386_I 4 FIGLI DI KATIE ELDER (Sons of Katie Elder). Stati Uniti 1965. Regia di Herny Hathaway.
Guardando I 4 figli di
Katie Elder viene spontaneo pensare che Henry Hathaway non fosse Howard
Hawks (e nemmeno John Ford). E’ un pensiero irriverente, e anche ingiusto, per
quello che, in fondo, è stato un importante cineasta della Hollywood classica:
quanti film appassionanti e divertenti ha girato Hathaway? Eppure un po’ sembra
esserselo cercato, il paragone scomodo; perché nel suo I 4 figli di Katie Elder si avventura troppo da vicino al tipico
terreno di Hawks (su tutti Un dollaro
d’onore, con il quale condivide anche i due attori principali, John Wayne e
Dean Martin oltre a molte situazioni) senza riuscire però a gestirlo in modo
personale. La regia è professionale, d’accordo, ma la sceneggiatura sembra andare
un po’ a braccio: la questione della
mandria di cavalli, ad esempio, sembra un escamotage rimediato all’ultimo per
risolvere gli eccessivi intrighi che i cattivi della storia imbastiscono ai
danni dei quattro figli della vedova Elder. Perché poi i cavalli vengono
abbandonati al loro destino e non se ne sa più nulla e, se questo potrebbe
anche essere realistico o plausibile in molti film, in un western classico si può quasi considerare un
errore. E non possono esserci dubbi, la colonna sonora di Elmer Bernstein con
il formidabile tema musicale, ci dice senza tema di smentita che I 4 figli di Katie Elder è un western
classico: non è un dettaglio da poco o una semplice etichetta, è una cosa che
fa la differenza. Solo in un western classico il duca può girare disarmato con un killer in agguato senza essere
minimamente scalfito da timori o paure; insomma, quando si guardano film di
quei generi che hanno consacrato la golden
age di Hollywood, ci sono le licenze poetiche che fanno parte del gioco e,
quindi, vanno rispettate dagli spettatori ma anche dagli autori.
Per quanto il
film di Hathaway è del 1965 e quindi un po’ fuori tempo, per far parte
dell’epoca dei grandi western classici: il regista sceglie però di mantenere
grosso modo la tradizionale struttura, introducendo elementi nella trama che
indichino che il momento topico della conquista del west sia già trascorso.

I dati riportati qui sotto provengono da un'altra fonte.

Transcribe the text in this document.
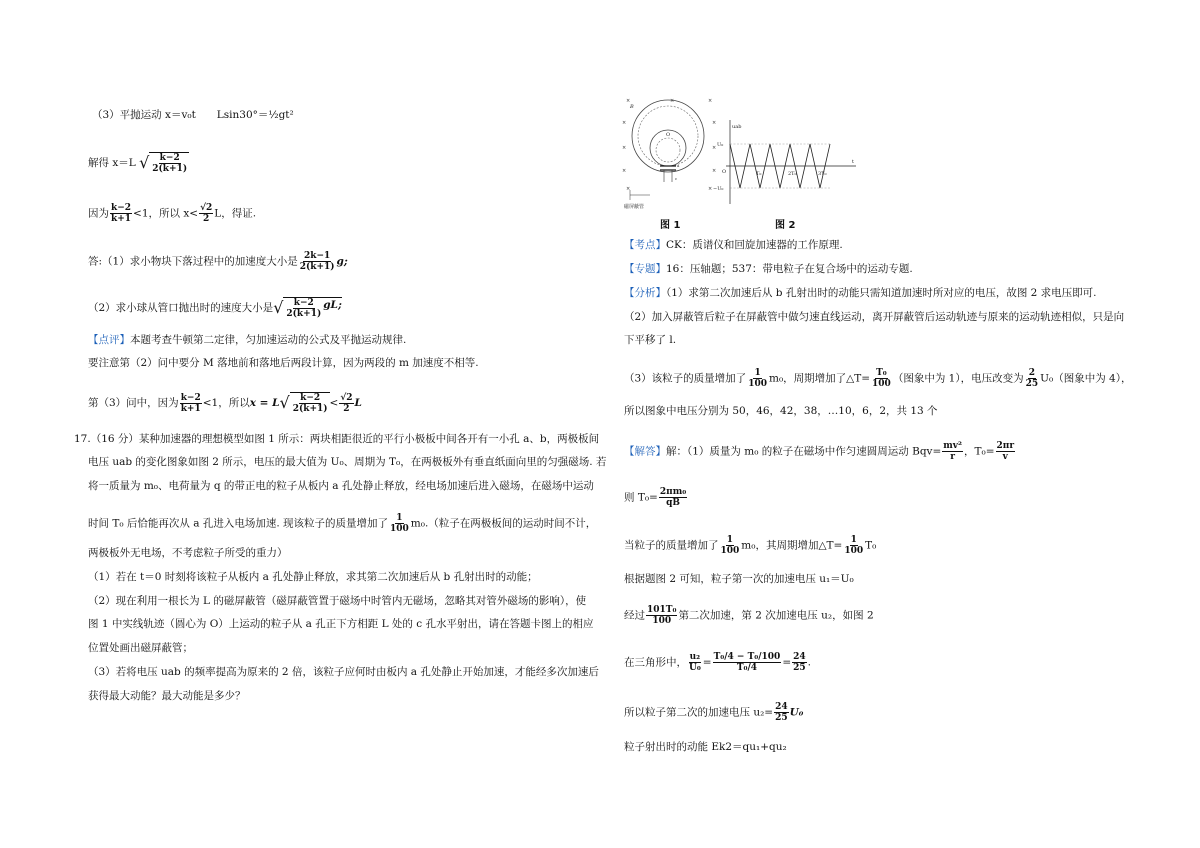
（3）平抛运动 x＝v₀t　　Lsin30°＝½gt²
解得 x＝L √ $\frac{k-2}{2(k+1)}$
因为 $\frac{k-2}{k+1} <1$，所以 $x< \frac{√2}{2}$ L，得证.
答:（1）求小物块下落过程中的加速度大小是 $\frac{2k-1}{2(k+1)} g$;
（2）求小球从管口抛出时的速度大小是 √ $\frac{k-2}{2(k+1)}$ gL;
【点评】本题考查牛顿第二定律，匀加速运动的公式及平抛运动规律.
要注意第（2）问中要分 M 落地前和落地后两段计算，因为两段的 m 加速度不相等.
第（3）问中，因为 $\frac{k-2}{k+1} <1$，所以x = L √ $\frac{k-2}{2(k+1)} < \frac{√2}{2}$ L
17.（16 分）某种加速器的理想模型如图 1 所示：两块相距很近的平行小极板中间各开有一小孔 a、b，两极板间
电压 uab 的变化图象如图 2 所示，电压的最大值为 U₀、周期为 T₀，在两极板外有垂直纸面向里的匀强磁场. 若
将一质量为 m₀、电荷量为 q 的带正电的粒子从板内 a 孔处静止释放，经电场加速后进入磁场，在磁场中运动
时间 T₀ 后恰能再次从 a 孔进入电场加速. 现该粒子的质量增加了 $\frac{1}{100} m_0$.（粒子在两极板间的运动时间不计，
两极板外无电场，不考虑粒子所受的重力）
（1）若在 t＝0 时刻将该粒子从板内 a 孔处静止释放，求其第二次加速后从 b 孔射出时的动能；
（2）现在利用一根长为 L 的磁屏蔽管（磁屏蔽管置于磁场中时管内无磁场，忽略其对管外磁场的影响），使
图 1 中实线轨迹（圆心为 O）上运动的粒子从 a 孔正下方相距 L 处的 c 孔水平射出，请在答题卡图上的相应
位置处画出磁屏蔽管；
（3）若将电压 uab 的频率提高为原来的 2 倍，该粒子应何时由板内 a 孔处静止开始加速，才能经多次加速后
获得最大动能？最大动能是多少？
×	×	×
×	×
×	×
×	×
×	×
O
B
a
c
磁屏蔽管
图 1
uab
U₀
−U₀
O
t
T₀	2T₀	3T₀
图 2
【考点】CK：质谱仪和回旋加速器的工作原理.
【专题】16：压轴题；537：带电粒子在复合场中的运动专题.
【分析】（1）求第二次加速后从 b 孔射出时的动能只需知道加速时所对应的电压，故图 2 求电压即可.
（2）加入屏蔽管后粒子在屏蔽管中做匀速直线运动，离开屏蔽管后运动轨迹与原来的运动轨迹相似，只是向
下平移了 l.
（3）该粒子的质量增加了 $\frac{1}{100} m_0$，周期增加了△T= $\frac{\text{T₀}}{100}$ （图象中为 1），电压改变为 $\frac{2}{25} U_0$（图象中为 4），
所以图象中电压分别为 50，46，42，38，…10，6，2，共 13 个
【解答】解：（1）质量为 m₀ 的粒子在磁场中作匀速圆周运动 $Bqv= \frac{\text{mv²}}{r}$ ，$T_0= \frac{2\pi r}{v}$
则 $T_0= \frac{\text{2πm₀}}{qB}$
当粒子的质量增加了 $\frac{1}{100} m_0$，其周期增加△T= $\frac{1}{100} T_0$
根据题图 2 可知，粒子第一次的加速电压 u₁＝U₀
经过 $\frac{\text{101T₀}}{100}$ 第二次加速，第 2 次加速电压 u₂，如图 2
在三角形中， $\frac{\text{u₂}}{\text{U₀}} = \frac{\text{T₀/4 − T₀/100}}{\text{T₀/4}} = \frac{24}{25}$ .
所以粒子第二次的加速电压 $u_2= \frac{24}{25} U_0$
粒子射出时的动能 Ek2＝qu₁+qu₂
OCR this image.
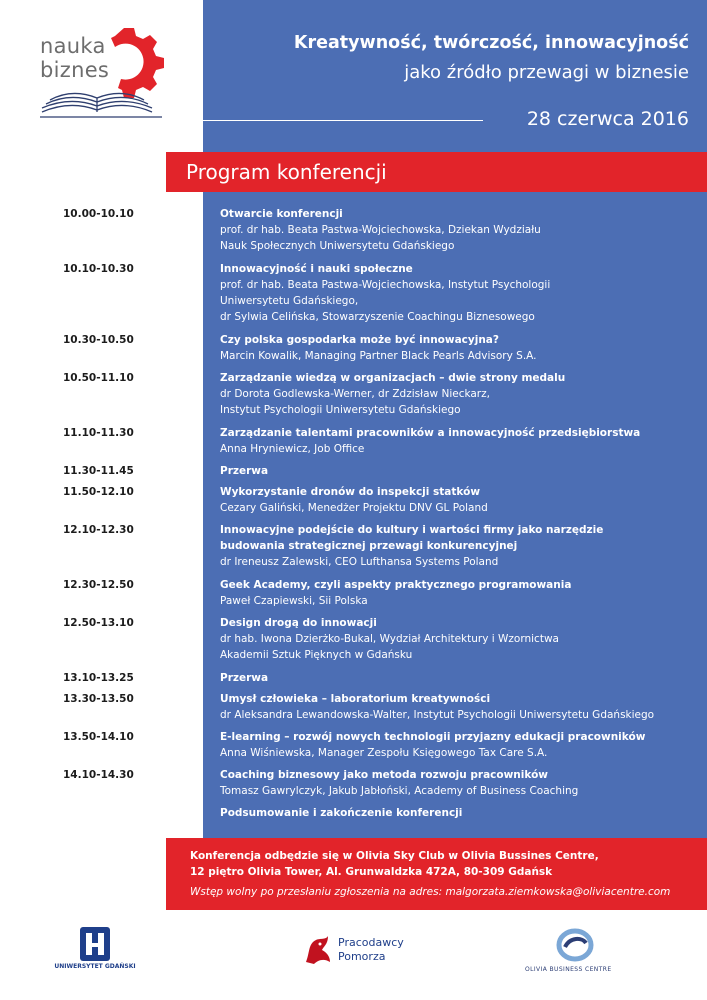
nauka
biznes
Kreatywność, twórczość, innowacyjność
jako źródło przewagi w biznesie
28 czerwca 2016
Program konferencji
10.00-10.10	Otwarcie konferencji
prof. dr hab. Beata Pastwa-Wojciechowska, Dziekan Wydziału
Nauk Społecznych Uniwersytetu Gdańskiego
10.10-10.30	Innowacyjność i nauki społeczne
prof. dr hab. Beata Pastwa-Wojciechowska, Instytut Psychologii
Uniwersytetu Gdańskiego,
dr Sylwia Celińska, Stowarzyszenie Coachingu Biznesowego
10.30-10.50	Czy polska gospodarka może być innowacyjna?
Marcin Kowalik, Managing Partner Black Pearls Advisory S.A.
10.50-11.10	Zarządzanie wiedzą w organizacjach – dwie strony medalu
dr Dorota Godlewska-Werner, dr Zdzisław Nieckarz,
Instytut Psychologii Uniwersytetu Gdańskiego
11.10-11.30	Zarządzanie talentami pracowników a innowacyjność przedsiębiorstwa
Anna Hryniewicz, Job Office
11.30-11.45	Przerwa
11.50-12.10	Wykorzystanie dronów do inspekcji statków
Cezary Galiński, Menedżer Projektu DNV GL Poland
12.10-12.30	Innowacyjne podejście do kultury i wartości firmy jako narzędzie
budowania strategicznej przewagi konkurencyjnej
dr Ireneusz Zalewski, CEO Lufthansa Systems Poland
12.30-12.50	Geek Academy, czyli aspekty praktycznego programowania
Paweł Czapiewski, Sii Polska
12.50-13.10	Design drogą do innowacji
dr hab. Iwona Dzierżko-Bukal, Wydział Architektury i Wzornictwa
Akademii Sztuk Pięknych w Gdańsku
13.10-13.25	Przerwa
13.30-13.50	Umysł człowieka – laboratorium kreatywności
dr Aleksandra Lewandowska-Walter, Instytut Psychologii Uniwersytetu Gdańskiego
13.50-14.10	E-learning – rozwój nowych technologii przyjazny edukacji pracowników
Anna Wiśniewska, Manager Zespołu Księgowego Tax Care S.A.
14.10-14.30	Coaching biznesowy jako metoda rozwoju pracowników
Tomasz Gawrylczyk, Jakub Jabłoński, Academy of Business Coaching
Podsumowanie i zakończenie konferencji
Konferencja odbędzie się w Olivia Sky Club w Olivia Bussines Centre,
12 piętro Olivia Tower, Al. Grunwaldzka 472A, 80-309 Gdańsk
Wstęp wolny po przesłaniu zgłoszenia na adres: malgorzata.ziemkowska@oliviacentre.com
UNIWERSYTET GDAŃSKI
Pracodawcy
Pomorza
OLIVIA BUSINESS CENTRE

Innanzitutto il film si apre con un funerale; i quattro figli ritornano a
Clearwater per l’ultimo saluto alla madre Katie. La figura del pistolero John
Elder (Wayne) e del giocatore d’azzardo Tom (Dean Martin) sono viste molto male
da una città che si ritiene ormai civilizzata e nella quale il tempo per simili
personaggi è ormai scaduto. Meglio sono visti l’uomo d’affari Matt (Earl
Holliman) e lo studente Bud (Michel Anderson Jr).
Poi la storia si sviluppa in modo classico, con
Hathaway che è anche bravo a creare le situazioni tipiche (la visita al ranch
dei rivali, il duello al saloon, la prigione assediata, lo scontro finale, la
tragica morte, ecc.) ma quasi mai riesce a dare a queste scene la giusta enfasi
epica. E per la verità anche gli attori non collaborano granché: Wayne è ancora
in gamba, ma appare troppo compassato, mentre Dean Martin è un pallido ricordo
non solo del personaggio western visto in Un
dollaro d’onore, ma anche dei suoi abituali ruoli brillanti; deboli le
figure dei due Elder più giovani.
Insomma, nel complesso il film tiene comunque botta, sia
chiaro, ma è assai lontano dai vertici di quel genere a cui si ascrive di appartenere.